Lindsay Turnbull (3L)


Where can you go to see a law student, pretending to be a dragon, questioning the ghost of a wampire (vampire-werewolf hybrid) about his death? Or Loki accusing a time traveler of demon slaying? My place, if you pick the right night.

Once or twice per semester, I host a murder mystery party. For each party, I write a description of who the victim was, how they died, and why our group is gathered. Then, I assign each guest a character and write three or four scenes. On the day of the party, the guests arrive dressed as their character and ready to bring the mystery to life.

Each character is suspected of murder and is given information that they can use to cast suspicion on another, as well as a secret that they want to conceal. The guests question each other, with the goal of correctly identifying the murder by the end of the night. Guests are encouraged to improvise and add to their roles in whatever way they want.

While I try to be as creative as possible during the writing process, the best part is watching everyone put their own twist on the characters. The parties have only become more entertaining now that law students dominate the roles. While this guest list means an increased risk of references to the legality of home circumcision, its also formed of a highly imaginative group. Law Show has always provided proof of the creativity of law students and, after hosting several murder mysteries with them, I can attest that this exists year round.

Despite the wide variety of plot lines and interpretations, the format of these mysteries has been fairly static for years. That changed last Halloween when I enlisted the help of two of my fellow law students, Lisa Little and Michelle Terriss. They helped me create the most elaborate plot yet. A murder mystery filed with misunderstandings (such as the fact that the supposed victim had simply been turned invisible and decided to silently lurk and watch our progress) and twists (in the form of an exorcism and two more murders occurring mid-party). While this plot line had the potential to cause mass confusion, the guests all ran with it like pros.

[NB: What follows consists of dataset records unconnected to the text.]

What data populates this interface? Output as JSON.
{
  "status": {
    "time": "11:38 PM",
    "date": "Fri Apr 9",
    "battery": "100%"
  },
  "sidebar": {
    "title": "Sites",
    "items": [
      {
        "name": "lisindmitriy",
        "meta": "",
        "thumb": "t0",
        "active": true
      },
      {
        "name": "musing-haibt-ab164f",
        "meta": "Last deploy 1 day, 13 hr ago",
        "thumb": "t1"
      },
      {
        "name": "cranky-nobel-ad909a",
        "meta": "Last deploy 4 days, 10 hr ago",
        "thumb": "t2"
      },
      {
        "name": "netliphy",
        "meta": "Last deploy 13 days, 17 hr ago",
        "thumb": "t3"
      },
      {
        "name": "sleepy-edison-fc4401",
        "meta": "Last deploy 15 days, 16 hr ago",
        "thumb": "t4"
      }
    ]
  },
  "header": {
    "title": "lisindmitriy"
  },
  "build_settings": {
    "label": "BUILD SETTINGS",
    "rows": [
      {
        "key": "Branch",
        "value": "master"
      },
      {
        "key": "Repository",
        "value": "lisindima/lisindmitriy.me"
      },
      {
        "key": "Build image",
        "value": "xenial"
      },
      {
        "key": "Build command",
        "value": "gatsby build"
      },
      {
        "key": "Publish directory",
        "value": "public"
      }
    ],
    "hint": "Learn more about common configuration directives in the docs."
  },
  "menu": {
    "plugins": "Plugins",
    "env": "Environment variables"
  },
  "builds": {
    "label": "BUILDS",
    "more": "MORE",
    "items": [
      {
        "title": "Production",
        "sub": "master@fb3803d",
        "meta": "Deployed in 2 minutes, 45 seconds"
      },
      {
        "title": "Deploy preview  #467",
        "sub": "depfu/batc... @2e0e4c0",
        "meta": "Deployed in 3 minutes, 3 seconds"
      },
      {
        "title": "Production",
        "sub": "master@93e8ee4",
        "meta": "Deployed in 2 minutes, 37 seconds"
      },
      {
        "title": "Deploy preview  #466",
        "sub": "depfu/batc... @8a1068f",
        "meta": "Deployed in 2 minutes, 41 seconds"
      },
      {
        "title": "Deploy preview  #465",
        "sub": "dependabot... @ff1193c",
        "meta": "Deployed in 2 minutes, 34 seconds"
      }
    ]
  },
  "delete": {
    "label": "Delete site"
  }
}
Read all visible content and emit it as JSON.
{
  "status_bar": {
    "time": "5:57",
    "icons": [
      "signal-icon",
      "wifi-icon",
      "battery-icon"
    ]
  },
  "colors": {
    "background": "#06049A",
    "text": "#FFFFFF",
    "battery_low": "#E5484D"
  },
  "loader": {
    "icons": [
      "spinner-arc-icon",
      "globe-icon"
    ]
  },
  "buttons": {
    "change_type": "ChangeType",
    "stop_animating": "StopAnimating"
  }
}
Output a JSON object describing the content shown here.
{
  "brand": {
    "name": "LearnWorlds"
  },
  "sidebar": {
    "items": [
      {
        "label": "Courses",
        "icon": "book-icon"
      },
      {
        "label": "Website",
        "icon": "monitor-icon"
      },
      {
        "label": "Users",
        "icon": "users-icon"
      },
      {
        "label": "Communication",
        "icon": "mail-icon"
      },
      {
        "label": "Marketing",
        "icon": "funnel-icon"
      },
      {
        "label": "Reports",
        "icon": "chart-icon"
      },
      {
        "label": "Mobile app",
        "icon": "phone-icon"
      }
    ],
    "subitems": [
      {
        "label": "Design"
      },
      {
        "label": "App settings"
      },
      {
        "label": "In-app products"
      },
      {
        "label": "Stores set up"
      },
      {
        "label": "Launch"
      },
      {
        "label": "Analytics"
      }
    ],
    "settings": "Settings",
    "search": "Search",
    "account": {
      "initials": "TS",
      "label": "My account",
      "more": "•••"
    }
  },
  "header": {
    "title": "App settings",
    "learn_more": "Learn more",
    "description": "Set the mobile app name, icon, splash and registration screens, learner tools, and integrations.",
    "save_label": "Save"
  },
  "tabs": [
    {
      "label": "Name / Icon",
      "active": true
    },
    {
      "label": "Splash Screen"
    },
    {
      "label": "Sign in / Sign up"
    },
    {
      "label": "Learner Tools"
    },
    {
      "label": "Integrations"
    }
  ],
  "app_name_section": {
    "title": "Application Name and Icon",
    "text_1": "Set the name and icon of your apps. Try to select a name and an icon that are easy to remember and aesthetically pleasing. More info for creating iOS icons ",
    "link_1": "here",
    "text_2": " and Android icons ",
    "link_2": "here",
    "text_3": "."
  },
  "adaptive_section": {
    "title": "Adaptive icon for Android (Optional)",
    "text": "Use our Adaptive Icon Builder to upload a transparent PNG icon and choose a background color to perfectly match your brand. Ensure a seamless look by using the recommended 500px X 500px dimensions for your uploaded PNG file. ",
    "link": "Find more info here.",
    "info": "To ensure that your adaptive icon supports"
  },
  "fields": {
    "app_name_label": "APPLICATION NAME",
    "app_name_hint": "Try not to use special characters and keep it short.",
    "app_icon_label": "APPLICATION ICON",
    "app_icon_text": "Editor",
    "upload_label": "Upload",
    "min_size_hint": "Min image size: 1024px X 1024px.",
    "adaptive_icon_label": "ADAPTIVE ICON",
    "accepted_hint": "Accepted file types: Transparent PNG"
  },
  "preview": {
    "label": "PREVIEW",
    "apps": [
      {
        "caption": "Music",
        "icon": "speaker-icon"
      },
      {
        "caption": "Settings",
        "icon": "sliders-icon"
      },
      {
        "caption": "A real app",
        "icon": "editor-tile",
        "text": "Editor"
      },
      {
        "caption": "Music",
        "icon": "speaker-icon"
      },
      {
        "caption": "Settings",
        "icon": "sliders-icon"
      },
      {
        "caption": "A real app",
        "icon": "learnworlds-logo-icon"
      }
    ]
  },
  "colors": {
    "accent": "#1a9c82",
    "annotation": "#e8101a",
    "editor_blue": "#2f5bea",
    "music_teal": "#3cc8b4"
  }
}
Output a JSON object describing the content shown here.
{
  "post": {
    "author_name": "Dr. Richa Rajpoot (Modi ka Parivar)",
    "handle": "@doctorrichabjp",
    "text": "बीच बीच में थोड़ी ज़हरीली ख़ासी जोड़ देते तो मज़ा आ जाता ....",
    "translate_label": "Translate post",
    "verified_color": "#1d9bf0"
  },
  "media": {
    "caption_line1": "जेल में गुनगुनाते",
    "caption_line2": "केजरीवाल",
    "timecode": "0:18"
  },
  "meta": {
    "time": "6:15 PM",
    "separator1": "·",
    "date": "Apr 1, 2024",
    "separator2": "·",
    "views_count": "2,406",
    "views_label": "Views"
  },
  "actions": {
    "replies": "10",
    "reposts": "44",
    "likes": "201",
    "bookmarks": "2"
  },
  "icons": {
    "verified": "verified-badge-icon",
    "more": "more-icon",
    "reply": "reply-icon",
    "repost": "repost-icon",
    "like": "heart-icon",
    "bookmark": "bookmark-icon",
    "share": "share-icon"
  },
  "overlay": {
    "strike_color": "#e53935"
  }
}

Some of my fondest memories of the past year involve witnessing the ghost of Renaldo reentering the room cloaked in a white towel and blasting theme music from his phone. Or the Scarecrow flirting with the Cowardly Lion and discussing polygamy. Or just basking in the group dynamic created by asking everyone to act like their favourite TV character. To anyone who claims that law students are boring, I offer these stories as proof that they’re actually some of the most creative people around.